Sunday, March 05, 2017

TRUMP'S BASE IS PROBABLY MORE ENERGIZED BY THE WIRETAP ALLEGATIONS THAN BY HIS SPEECH

Donald Trump's address to Congress was praised by the mainstream press as his first truly presidential moment and was initially seen by the White House as a home run:
The mood at the White House on Tuesday night was ... jubilant. Trump returned from the Capitol shortly before midnight to find his staff assembled in the residence cheering him. Finally, they all thought, they had seized control. The president had even laid off Twitter outbursts — a small victory for a staff often unable to drive a disciplined message.

“He nailed it, and he knew it,” said Kellyanne Conway, counselor to the president.
But the White House couldn't get momentum from the speech:
The merriment came to a sudden end on Wednesday night, when The Washington Post first reported that Attorney General Jeff Sessions met with the Russian ambassador despite having said under oath at his Senate confirmation hearing that he had no contact with the Russians.
That's why I think the craziness, of this weekend has done more to shore up the Trump base than a speech was seen as successful.
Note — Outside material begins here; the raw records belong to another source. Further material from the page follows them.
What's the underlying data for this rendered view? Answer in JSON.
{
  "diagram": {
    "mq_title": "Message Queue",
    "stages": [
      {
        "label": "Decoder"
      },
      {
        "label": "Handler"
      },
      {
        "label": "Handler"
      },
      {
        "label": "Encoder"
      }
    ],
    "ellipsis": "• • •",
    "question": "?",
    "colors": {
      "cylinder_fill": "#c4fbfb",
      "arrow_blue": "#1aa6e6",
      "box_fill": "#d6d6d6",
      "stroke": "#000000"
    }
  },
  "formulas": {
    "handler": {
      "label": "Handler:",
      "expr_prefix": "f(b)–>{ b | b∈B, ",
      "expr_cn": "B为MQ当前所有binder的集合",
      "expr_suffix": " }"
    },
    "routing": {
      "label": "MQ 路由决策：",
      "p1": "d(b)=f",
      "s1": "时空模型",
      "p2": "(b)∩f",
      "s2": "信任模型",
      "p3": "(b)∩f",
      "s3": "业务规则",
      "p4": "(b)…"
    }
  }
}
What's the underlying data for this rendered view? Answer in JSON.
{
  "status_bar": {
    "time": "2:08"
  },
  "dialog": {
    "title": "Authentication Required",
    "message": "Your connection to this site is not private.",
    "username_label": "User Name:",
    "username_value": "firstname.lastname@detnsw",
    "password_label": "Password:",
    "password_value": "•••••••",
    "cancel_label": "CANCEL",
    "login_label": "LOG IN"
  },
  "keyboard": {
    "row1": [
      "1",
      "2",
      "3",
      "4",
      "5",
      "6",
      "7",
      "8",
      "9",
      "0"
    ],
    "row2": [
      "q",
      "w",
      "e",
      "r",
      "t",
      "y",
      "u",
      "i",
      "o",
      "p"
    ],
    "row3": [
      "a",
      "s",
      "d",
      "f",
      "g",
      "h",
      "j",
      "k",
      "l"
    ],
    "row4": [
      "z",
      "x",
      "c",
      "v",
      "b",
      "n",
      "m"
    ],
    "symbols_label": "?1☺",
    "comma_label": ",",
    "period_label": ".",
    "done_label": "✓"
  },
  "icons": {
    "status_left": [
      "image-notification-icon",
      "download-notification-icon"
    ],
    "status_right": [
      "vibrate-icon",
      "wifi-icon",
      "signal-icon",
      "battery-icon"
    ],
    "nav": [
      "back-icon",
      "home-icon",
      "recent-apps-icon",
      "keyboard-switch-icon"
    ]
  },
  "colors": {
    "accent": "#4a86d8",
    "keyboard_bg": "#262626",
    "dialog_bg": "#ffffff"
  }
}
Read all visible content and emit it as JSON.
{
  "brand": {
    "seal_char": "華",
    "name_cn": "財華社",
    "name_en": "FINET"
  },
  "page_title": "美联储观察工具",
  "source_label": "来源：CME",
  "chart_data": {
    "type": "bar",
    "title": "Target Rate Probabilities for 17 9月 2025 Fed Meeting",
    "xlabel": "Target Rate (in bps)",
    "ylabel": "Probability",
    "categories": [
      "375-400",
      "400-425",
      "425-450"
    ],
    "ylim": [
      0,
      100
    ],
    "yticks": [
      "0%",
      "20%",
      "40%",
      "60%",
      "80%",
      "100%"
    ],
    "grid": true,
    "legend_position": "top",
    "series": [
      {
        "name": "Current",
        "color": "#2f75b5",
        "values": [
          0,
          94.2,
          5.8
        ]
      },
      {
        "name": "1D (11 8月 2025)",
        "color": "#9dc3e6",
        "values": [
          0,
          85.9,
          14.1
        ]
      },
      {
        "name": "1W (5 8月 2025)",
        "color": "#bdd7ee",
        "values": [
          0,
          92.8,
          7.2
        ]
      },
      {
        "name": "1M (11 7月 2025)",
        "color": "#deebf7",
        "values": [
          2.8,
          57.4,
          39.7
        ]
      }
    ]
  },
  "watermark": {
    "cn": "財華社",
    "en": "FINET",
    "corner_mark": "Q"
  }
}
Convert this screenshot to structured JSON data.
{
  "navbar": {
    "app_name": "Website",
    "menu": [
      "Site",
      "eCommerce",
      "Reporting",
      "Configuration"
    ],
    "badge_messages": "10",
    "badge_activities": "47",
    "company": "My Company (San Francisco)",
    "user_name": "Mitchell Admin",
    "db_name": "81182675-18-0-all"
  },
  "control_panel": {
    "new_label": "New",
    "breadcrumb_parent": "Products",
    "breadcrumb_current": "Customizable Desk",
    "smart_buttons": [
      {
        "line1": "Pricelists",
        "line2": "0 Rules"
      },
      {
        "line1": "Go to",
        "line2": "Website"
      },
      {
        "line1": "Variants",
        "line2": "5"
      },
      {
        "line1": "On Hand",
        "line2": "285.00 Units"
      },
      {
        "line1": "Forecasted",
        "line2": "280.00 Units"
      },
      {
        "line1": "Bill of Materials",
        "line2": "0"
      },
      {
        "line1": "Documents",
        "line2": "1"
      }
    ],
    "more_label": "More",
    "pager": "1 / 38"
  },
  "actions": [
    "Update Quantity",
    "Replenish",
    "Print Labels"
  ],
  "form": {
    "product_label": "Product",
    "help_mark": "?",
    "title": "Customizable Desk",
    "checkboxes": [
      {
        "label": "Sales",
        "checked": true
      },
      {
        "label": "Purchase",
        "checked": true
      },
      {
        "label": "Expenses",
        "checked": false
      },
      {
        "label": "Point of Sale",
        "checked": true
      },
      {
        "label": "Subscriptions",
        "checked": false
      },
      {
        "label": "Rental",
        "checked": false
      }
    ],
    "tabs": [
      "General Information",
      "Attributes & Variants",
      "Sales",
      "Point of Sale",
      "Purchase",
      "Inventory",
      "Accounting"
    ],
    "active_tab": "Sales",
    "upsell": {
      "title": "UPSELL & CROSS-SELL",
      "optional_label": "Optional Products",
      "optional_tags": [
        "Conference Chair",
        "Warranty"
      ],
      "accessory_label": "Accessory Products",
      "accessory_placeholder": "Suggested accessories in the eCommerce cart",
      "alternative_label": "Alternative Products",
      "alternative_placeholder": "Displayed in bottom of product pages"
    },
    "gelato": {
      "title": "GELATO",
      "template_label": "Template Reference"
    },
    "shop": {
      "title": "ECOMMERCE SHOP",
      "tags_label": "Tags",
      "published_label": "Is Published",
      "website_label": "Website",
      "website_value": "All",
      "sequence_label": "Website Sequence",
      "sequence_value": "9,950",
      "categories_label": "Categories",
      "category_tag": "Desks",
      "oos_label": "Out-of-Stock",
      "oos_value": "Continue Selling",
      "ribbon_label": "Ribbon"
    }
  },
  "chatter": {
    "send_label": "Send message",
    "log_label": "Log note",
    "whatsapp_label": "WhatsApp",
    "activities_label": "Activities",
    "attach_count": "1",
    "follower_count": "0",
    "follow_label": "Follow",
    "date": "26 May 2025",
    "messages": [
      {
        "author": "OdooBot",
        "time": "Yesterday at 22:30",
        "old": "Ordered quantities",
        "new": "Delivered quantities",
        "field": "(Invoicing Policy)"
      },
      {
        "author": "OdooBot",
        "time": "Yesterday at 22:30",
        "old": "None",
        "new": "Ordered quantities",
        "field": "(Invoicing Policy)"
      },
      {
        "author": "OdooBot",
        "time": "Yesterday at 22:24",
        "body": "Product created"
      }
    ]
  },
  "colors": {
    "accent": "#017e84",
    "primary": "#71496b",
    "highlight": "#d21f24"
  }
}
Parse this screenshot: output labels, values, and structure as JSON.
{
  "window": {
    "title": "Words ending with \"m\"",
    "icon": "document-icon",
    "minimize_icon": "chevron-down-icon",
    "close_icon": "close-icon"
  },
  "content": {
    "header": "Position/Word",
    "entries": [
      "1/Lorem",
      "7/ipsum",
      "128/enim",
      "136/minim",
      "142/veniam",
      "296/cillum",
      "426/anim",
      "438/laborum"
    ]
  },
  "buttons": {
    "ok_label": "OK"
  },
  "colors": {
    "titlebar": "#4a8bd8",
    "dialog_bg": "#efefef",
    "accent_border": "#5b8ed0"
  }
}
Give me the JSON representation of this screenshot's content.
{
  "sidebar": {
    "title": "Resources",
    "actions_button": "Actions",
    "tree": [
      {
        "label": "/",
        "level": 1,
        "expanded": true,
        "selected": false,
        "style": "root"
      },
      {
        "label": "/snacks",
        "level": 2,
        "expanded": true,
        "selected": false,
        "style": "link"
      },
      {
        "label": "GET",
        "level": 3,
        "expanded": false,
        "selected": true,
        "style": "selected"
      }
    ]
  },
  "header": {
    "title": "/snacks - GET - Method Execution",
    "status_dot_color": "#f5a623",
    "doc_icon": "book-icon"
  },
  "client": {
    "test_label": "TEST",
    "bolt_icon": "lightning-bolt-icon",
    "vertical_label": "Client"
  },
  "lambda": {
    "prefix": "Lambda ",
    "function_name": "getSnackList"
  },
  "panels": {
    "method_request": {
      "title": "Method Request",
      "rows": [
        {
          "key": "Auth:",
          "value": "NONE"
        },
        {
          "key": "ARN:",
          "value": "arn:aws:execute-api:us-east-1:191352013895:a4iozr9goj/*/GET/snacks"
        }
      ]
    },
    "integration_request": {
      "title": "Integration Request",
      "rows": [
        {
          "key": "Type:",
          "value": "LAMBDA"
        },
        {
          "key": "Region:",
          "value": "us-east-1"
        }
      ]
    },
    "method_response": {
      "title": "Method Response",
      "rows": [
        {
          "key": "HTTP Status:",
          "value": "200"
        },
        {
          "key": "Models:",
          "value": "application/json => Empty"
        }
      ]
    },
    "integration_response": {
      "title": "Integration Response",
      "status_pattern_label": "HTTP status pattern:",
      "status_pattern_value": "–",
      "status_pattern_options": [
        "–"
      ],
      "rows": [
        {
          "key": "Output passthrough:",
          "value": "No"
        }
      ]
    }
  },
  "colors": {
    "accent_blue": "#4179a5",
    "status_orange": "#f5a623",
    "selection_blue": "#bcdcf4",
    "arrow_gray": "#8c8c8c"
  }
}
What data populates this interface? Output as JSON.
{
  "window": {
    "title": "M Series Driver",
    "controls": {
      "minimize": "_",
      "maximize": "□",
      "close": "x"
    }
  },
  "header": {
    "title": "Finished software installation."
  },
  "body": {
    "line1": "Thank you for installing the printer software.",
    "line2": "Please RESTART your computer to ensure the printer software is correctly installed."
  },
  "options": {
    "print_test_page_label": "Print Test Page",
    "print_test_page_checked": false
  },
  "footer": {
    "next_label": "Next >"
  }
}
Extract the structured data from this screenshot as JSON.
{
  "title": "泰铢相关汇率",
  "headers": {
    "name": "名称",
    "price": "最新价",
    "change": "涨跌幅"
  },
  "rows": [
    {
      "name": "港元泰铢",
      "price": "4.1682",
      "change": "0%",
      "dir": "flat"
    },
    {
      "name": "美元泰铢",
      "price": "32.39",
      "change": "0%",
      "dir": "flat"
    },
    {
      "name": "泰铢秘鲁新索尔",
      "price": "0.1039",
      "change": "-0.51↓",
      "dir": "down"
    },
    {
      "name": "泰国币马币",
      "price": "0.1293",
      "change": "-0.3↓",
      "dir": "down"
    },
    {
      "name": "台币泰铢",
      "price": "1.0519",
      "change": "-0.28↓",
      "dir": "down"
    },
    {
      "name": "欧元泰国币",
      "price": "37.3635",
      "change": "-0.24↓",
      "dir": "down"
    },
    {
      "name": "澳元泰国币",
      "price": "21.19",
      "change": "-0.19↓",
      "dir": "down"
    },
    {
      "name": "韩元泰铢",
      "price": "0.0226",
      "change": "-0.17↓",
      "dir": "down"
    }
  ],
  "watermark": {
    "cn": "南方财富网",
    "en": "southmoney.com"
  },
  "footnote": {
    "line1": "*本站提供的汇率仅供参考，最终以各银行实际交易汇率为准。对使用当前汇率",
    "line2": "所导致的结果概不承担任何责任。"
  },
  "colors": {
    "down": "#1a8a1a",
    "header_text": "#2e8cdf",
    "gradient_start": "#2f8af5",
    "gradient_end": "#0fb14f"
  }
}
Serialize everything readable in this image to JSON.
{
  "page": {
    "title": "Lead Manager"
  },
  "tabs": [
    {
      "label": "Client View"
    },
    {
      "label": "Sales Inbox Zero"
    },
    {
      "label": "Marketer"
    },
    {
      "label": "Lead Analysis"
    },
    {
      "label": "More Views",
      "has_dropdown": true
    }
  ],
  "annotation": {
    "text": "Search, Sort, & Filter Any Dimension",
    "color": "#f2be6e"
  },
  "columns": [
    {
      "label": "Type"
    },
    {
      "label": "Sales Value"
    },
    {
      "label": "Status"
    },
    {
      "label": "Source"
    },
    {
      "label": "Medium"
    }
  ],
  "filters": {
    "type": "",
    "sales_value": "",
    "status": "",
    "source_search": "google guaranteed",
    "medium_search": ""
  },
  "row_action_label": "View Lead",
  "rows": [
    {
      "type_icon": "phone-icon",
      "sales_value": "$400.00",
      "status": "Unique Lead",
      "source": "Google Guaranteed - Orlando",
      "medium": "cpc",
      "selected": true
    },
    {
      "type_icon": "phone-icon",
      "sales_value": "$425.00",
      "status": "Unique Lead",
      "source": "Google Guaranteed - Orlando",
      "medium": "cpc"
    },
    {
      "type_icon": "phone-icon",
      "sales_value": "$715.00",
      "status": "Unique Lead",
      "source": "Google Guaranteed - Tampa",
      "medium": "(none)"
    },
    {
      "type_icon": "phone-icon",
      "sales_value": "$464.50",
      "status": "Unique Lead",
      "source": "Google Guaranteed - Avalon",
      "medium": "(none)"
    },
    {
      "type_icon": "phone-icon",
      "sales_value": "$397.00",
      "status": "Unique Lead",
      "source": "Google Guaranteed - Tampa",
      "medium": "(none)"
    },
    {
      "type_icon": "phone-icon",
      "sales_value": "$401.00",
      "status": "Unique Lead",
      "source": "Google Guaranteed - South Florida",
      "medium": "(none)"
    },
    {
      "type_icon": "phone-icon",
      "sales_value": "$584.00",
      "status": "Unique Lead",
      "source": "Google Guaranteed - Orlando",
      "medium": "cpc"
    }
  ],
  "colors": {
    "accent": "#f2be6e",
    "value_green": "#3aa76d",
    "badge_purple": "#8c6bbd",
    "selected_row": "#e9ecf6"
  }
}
You and I see Trump as a half-mad king making wild accusations with no evidence. The base thinks he's going on offense against the most hated enemy of all. To the base, he's not vulnerable to a new cycle of bad news; instead, he's seizing bad news and jiujitsuing it to his advantage. The base was ready to love "presidential" Trump not because base voters want him to be presidential, but because they want him to vanquish those of us who think he can never really pull presidential off. So that seemed like a win to them. But they think this is better: He's going on the attack and he's taking the bad news head on.

No, really, that's how they see it.



















In the long run, I suppose this is still a mess for Trump. In the short run, in the Trump bubble, the president looks like a winner. He's the tough guy they wanted. Going after Obama is "draining the swamp." The chants are going to change to "Locxk him up" soon.

To make base voters happy, Trump doesn't have to bring back manufacturing jobs or build the wall or defeat ISIS. He just has to give them their own facts, angrily and at the top of his lungs.